What does the Bible say about tattoos?
The direct Scripture on this subject is found in Leviticus 19:28, where God commands Israel:
"Ye shall not make any cuttings in your flesh for the dead, nor tattoo any marks on you: I am Jehovah."
This prohibition stands alongside other commands separating Israel from heathen practices — enchantments, augury, and necromancy — all bound together by the refrain, "I am Jehovah," asserting God's sole claim over His people.
The Heathen Connection
Morrish's Bible Dictionary provides a concise summary of the practice and its prohibition:
Morrish's Bible Dictionary"This practice was forbidden in the law, as also was making any mark in the flesh. It was customary among the heathen, who cut themselves for the dead and tattooed their bodies in honour of their gods: the Israelites belonged to Jehovah. Lev. 19:28; Lev. 21:5."
The point is clear: cutting and marking the flesh was associated with pagan mourning rites and idol worship. The Israelites, as Jehovah's people, were to have nothing to do with these practices. The body belonged to God, not to the worshipper's own vanity or to the service of false gods.
"Our Bodies Are Not Our Own"
William Kelly, commenting on Leviticus 19, places the prohibition in its broader context — the heathen practices that surrounded Israel and the holiness God required of His people:
William Kelly"Then not only is the eating of anything with the blood forbidden, but enchantments and auguries, and heathenish ways in trimming of heads and beards, cutting of the flesh and tattooing, as opposed to Jehovah. So too the devoting of a daughter to whoredom, as not immoral only but 'profane.'"

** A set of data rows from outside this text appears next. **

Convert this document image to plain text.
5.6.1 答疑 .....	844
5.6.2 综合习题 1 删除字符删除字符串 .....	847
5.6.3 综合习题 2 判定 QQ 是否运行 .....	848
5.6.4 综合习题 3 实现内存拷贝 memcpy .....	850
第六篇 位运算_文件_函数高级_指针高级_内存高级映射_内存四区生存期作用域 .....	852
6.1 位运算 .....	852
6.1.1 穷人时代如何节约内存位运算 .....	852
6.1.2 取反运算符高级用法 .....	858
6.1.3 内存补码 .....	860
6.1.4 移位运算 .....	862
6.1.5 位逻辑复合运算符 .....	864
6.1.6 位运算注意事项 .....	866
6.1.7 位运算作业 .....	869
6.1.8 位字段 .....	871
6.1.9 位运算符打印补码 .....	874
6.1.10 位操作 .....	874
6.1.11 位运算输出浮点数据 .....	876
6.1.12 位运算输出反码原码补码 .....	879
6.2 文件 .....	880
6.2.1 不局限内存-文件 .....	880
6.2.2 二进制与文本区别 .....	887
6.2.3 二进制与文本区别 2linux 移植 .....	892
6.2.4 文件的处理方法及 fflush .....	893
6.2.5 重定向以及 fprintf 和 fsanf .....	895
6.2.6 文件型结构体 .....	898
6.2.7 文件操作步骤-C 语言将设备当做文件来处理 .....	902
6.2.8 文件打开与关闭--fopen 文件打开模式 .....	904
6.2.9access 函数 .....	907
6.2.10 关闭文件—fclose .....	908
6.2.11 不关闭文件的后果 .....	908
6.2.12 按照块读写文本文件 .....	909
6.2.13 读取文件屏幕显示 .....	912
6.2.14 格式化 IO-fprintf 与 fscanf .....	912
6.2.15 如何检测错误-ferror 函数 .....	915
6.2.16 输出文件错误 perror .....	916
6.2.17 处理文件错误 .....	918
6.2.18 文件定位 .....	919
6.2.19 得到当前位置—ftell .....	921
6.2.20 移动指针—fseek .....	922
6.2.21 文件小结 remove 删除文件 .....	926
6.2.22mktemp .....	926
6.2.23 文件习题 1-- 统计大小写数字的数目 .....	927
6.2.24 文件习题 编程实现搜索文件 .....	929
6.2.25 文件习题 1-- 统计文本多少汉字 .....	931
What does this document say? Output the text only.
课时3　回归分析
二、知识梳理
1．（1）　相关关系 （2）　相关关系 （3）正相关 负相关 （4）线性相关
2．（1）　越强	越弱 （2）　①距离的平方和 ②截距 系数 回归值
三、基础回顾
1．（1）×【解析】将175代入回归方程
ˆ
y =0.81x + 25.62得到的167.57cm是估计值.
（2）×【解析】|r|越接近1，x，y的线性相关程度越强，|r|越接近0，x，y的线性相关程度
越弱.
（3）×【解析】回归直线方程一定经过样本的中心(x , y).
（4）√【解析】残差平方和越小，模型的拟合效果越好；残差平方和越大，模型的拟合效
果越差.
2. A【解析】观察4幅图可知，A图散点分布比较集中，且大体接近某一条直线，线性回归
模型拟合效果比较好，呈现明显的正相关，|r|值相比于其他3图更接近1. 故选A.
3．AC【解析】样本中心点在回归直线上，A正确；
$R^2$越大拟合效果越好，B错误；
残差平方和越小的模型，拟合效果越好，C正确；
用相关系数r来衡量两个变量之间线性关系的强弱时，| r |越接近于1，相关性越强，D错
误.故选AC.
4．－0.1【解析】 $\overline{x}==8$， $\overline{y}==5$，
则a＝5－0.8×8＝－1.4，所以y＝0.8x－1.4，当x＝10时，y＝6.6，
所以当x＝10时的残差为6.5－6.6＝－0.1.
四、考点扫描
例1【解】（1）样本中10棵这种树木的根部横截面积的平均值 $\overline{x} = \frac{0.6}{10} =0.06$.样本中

Kelly sees the prohibitions of verses 26–31 as a unified whole: all forms of heathen self-expression — whether occult, bodily, or sexual — are "opposed to Jehovah." The underlying principle is that Israel's bodies, families, and worship all belonged exclusively to Him.
L. M. Grant draws an explicitly New Testament application, connecting the Old Testament prohibition to Paul's teaching in 1 Corinthians:
L. M. Grant"Verses 27-28 tell us that our bodies are not our own to do with them as we please, whether in shaving for show or making cuts in the flesh or being tattooed (Compare 1 Cor. 6:19-20). All of these are only to satisfy a person's pride."
Grant's cross-reference to 1 Corinthians 6:19–20 — "your body is the temple of the Holy Spirit ... ye are not your own, for ye are bought with a price: therefore glorify God in your body" — lifts the principle beyond the Mosaic law and into the Christian dispensation. The body of the believer is now a temple of the Holy Spirit, and the same principle that forbade Israel from marking their flesh applies with even greater force: we are not our own.
Synthesis
The Bible's one direct statement on tattoos is the prohibition in Leviticus 19:28, given in the context of separating Israel from heathen mourning rites and idol-worship. The underlying principle, however, is broader than any single cultural practice: the body belongs to God, not to its occupant. Under the old covenant, Israel's bodies bore no marks because they belonged to Jehovah. Under the new, the believer's body is the temple of the Holy Spirit — purchased at the cost of Christ's blood — and the same principle of consecration applies. The question is not merely "is tattooing forbidden?" but "does this honour the One to whom my body belongs?"